Ravi_Ranjan · January 15, 2018, 10:40am

Hi,
I am indexing some 30 million records in Elastic using pyspark. I ran the code and was able to index some 20 million records post which i got the following error:

18/01/15 10:34:42 WARN TaskSetManager: Lost task 100.0 in stage 2.0 (TID 102, localhost, executor driver): org.apache.spark.SparkException: Task failed while writing rows
	at org.apache.spark.internal.io.SparkHadoopMapReduceWriter$.org$apache$spark$internal$io$SparkHadoopMapReduceWriter$$executeTask(SparkHadoopMapReduceWriter.scala:178)
	at org.apache.spark.internal.io.SparkHadoopMapReduceWriter$$anonfun$3.apply(SparkHadoopMapReduceWriter.scala:89)
	at org.apache.spark.internal.io.SparkHadoopMapReduceWriter$$anonfun$3.apply(SparkHadoopMapReduceWriter.scala:88)
	at org.apache.spark.scheduler.ResultTask.runTask(ResultTask.scala:87)
	at org.apache.spark.scheduler.Task.run(Task.scala:108)
	at org.apache.spark.executor.Executor$TaskRunner.run(Executor.scala:335)
	at java.util.concurrent.ThreadPoolExecutor.runWorker(ThreadPoolExecutor.java:1149)
	at java.util.concurrent.ThreadPoolExecutor$Worker.run(ThreadPoolExecutor.java:624)
	at java.lang.Thread.run(Thread.java:748)
Caused by: org.elasticsearch.hadoop.rest.EsHadoopNoNodesLeftException: Connection error (check network and/or proxy settings)- all nodes failed; tried [[10.240.0.86:9200]] 
	at org.elasticsearch.hadoop.rest.NetworkClient.execute(NetworkClient.java:150)
	at org.elasticsearch.hadoop.rest.RestClient.execute(RestClient.java:461)
	at org.elasticsearch.hadoop.rest.RestClient.execute(RestClient.java:445)
	at org.elasticsearch.hadoop.rest.RestClient.bulk(RestClient.java:186)
	at org.elasticsearch.hadoop.rest.RestRepository.tryFlush(RestRepository.java:220)
	at org.elasticsearch.hadoop.rest.RestRepository.flush(RestRepository.java:242)
	at org.elasticsearch.hadoop.rest.RestRepository.doWriteToIndex(RestRepository.java:182)
	at org.elasticsearch.hadoop.rest.RestRepository.writeToIndex(RestRepository.java:159)
	at org.elasticsearch.hadoop.mr.EsOutputFormat$EsRecordWriter.write(EsOutputFormat.java:151)
	at org.apache.spark.internal.io.SparkHadoopMapReduceWriter$$anonfun$4.apply(SparkHadoopMapReduceWriter.scala:148)
	at org.apache.spark.internal.io.SparkHadoopMapReduceWriter$$anonfun$4.apply(SparkHadoopMapReduceWriter.scala:144)
	at org.apache.spark.util.Utils$.tryWithSafeFinallyAndFailureCallbacks(Utils.scala:1375)
	at org.apache.spark.internal.io.SparkHadoopMapReduceWriter$.org$apache$spark$internal$io$SparkHadoopMapReduceWriter$$executeTask(SparkHadoopMapReduceWriter.scala:159)
	... 8 more

How can I get rid of this error? I tried increasing the heap size, RAM and also changed host to external ip of the google server, to internal ip, to 0.0.0.0 and also localhost. Nothing seems to have solved this yet.

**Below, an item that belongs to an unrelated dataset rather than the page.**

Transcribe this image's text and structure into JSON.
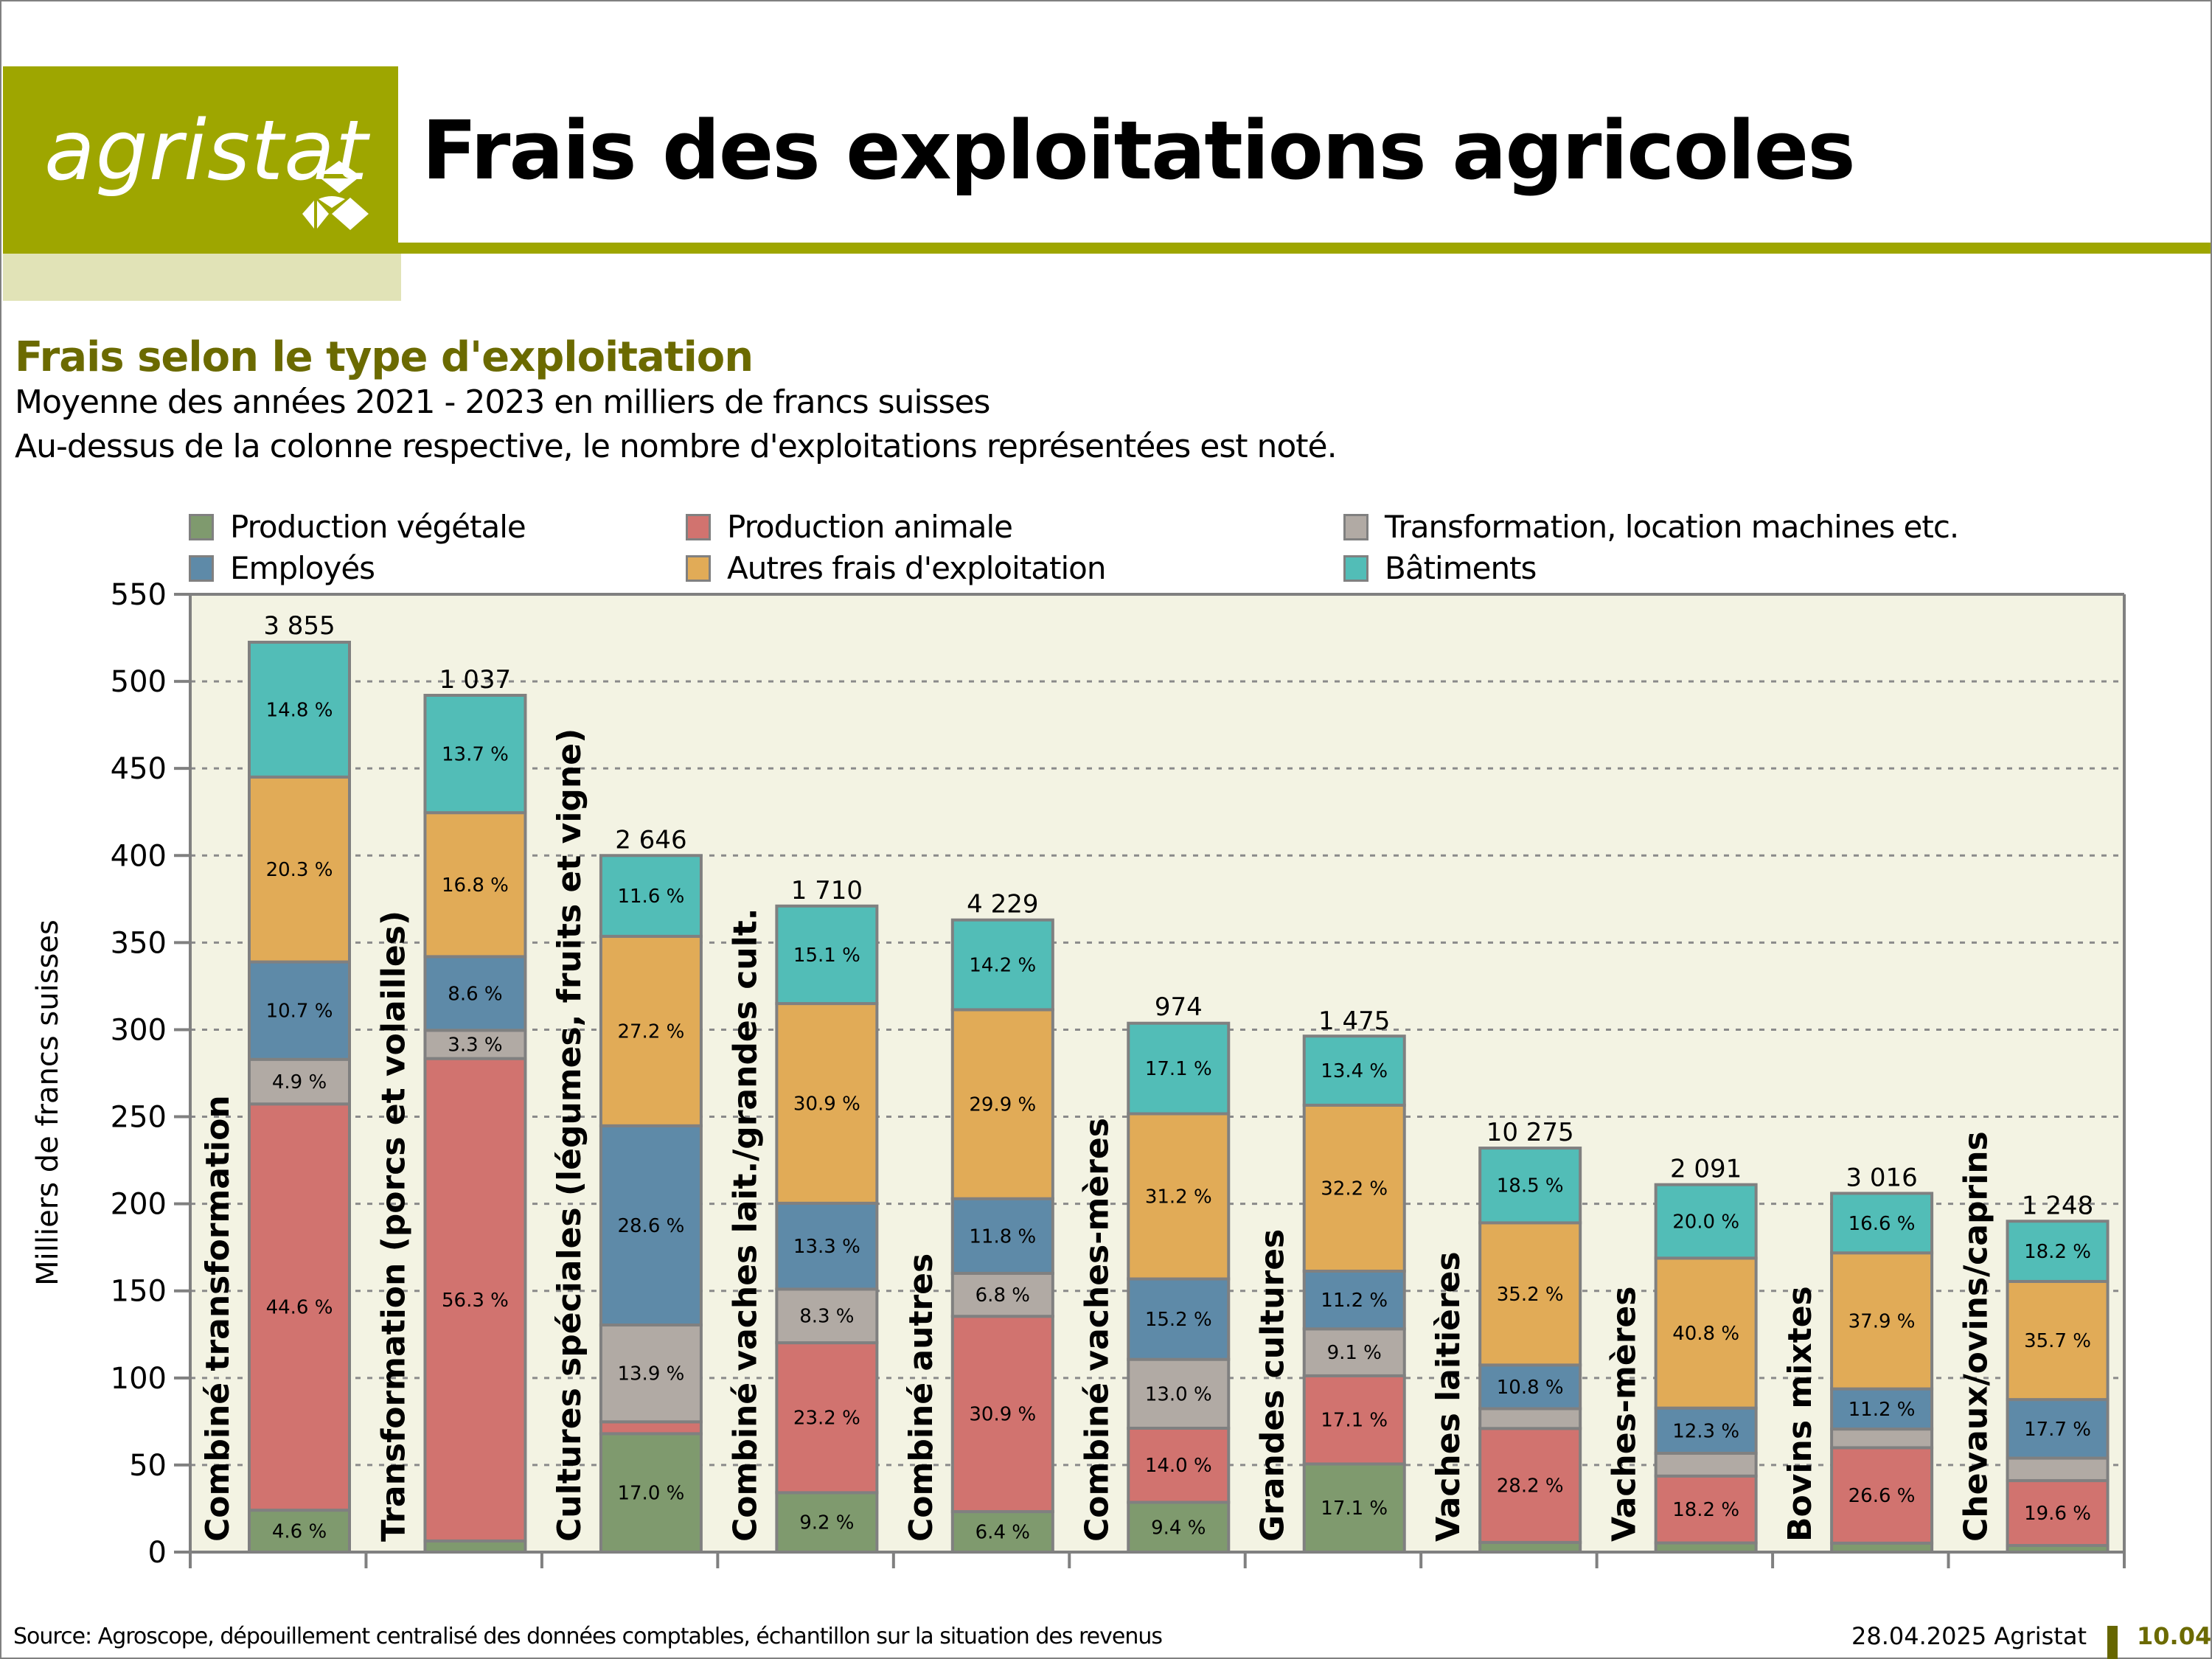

james.baiera · January 19, 2018, 6:05pm

If you increase the logging level on your job it should display the underlying communication failure information for the failed request. Another thing I'm noticing is that you only have a single node address being used. This isn't really a problem if you are using a cloud environment or single node deployment, but if you are using a multi-node deployment and have access to all nodes in the cluster, there may be an issue with your settings that is keeping the connector from discovering more nodes.

system · February 16, 2018, 6:05pm

This topic was automatically closed 28 days after the last reply. New replies are no longer allowed.